The new Lek Quality Control Center in Ljubljana – Sandoz investments in Slovenia continued

“In pharmaceutical industry, quality assurance is one of the pillars of the process of drug development and manufacture. Producing safe, effective and high-quality medicines as well as improving the health and well-being of the patients are the basic guidelines of our operations,” said Neva Mikoš, Head of Lek Quality Unit, at the center opening ceremony.

The new Center will employ more than 100 people, mostly experts in pharmacy, chemistry and microbiology. The design of the facility follows the need to join the laboratories together in one room on each floor. “Compared to the old building, the new one enables a better utilization of space and improves communication paths. The disposition of the laboratories is in line with the process of analysis performed in accordance with the principles of lean manufacture, enabling a better organization of work operations. As much as 70% of the entire surface of the facility is occupied by laboratories,” said Katjuša Kreft, Head of Quality Unit Finished dosage forms at Lek, adding that in the construction of the new Center great emphasis was placed on ensuring a safe and healthy work environment.

The ground floor of the building houses laboratories for the control of raw materials, on the second and third floor there are laboratories for regular testing of products and finished products as well as laboratories for stability testing and for the testing of samples for validation studies of manufacturing procedures. In addition, the first floor houses the EU competence center where Sandoz products manufactured outside EU are tested and released to the EU markets. A new microbiological laboratory on the third floor of the new Center is another important feature. It enables the application of a new, advanced method of sterility testing, excluding the possibility of secondary contamination of samples and thereby increasing the reliability of test results.

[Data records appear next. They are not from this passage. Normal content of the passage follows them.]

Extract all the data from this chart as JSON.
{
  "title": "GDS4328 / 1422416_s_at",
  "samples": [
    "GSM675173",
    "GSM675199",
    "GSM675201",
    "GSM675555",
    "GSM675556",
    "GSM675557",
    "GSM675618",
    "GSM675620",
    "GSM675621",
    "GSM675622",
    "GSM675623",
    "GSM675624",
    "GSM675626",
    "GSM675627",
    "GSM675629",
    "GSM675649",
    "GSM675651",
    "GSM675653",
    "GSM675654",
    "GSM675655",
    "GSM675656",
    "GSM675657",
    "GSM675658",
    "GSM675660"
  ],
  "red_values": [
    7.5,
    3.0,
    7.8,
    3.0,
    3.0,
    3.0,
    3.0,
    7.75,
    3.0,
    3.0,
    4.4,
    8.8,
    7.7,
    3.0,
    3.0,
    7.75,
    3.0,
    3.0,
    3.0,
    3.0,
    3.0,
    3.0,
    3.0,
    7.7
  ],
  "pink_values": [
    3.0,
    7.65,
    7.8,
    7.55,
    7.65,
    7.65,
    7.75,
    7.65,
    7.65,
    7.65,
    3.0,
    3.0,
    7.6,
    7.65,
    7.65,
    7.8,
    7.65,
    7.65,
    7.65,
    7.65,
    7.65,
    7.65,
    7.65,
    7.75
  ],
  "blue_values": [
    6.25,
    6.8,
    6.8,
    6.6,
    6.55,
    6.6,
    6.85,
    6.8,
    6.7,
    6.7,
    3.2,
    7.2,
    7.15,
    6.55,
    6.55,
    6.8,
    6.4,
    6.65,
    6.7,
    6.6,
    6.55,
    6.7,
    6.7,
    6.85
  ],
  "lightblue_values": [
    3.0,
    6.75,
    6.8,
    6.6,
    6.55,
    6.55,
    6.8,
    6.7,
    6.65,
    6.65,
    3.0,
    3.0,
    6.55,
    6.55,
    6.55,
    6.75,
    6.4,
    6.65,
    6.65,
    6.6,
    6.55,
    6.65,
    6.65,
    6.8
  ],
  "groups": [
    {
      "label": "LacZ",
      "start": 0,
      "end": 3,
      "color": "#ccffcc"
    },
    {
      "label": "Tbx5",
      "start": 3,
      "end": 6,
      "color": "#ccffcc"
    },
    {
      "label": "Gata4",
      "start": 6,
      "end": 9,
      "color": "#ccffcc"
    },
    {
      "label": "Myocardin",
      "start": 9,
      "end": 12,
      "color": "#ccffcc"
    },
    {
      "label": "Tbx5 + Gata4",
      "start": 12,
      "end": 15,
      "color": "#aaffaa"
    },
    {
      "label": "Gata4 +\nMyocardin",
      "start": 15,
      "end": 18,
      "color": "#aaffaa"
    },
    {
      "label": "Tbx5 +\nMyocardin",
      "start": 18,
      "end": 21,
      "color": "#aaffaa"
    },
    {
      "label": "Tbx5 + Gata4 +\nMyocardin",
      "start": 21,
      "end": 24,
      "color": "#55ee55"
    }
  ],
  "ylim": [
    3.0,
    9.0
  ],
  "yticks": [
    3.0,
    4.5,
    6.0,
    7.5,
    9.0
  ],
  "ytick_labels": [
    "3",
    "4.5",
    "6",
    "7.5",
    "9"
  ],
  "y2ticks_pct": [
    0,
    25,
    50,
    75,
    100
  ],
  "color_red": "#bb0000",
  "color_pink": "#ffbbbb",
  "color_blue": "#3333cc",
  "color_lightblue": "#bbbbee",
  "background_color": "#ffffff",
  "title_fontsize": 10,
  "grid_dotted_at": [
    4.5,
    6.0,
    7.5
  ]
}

“The Quality Control Center is a commitment to Ljubljana on the part of Sandoz and reflects the excellent levels of compliance demonstrated by the Slovenian organization throughout many international health authoriy audits,” comments Santiago Alonso, Head of Global Quality Assurance at Sandoz.

Quality control forms part of the process of drug manufacture

Before drugs enter the market, they have traveled a long, demanding way. Quality control, performed at all the stages of drug manufacture, definitely plays an important role in this process. It first starts with the raw material tested and released into production before the start of the manufacturing process. During the manufacture, samples are taken to perform testing and analysis of finished products. Before entering the market, drugs have to obtain final approval of conformity. To ensure stability and appropriate storage of drugs throughout their shelf lives, primary packaging and printed packaging are also of great importance. Consequently, all the packaging elements need to be checked before the packaging process is started. Only after the conformity of the product is tested, the product can be released to the market.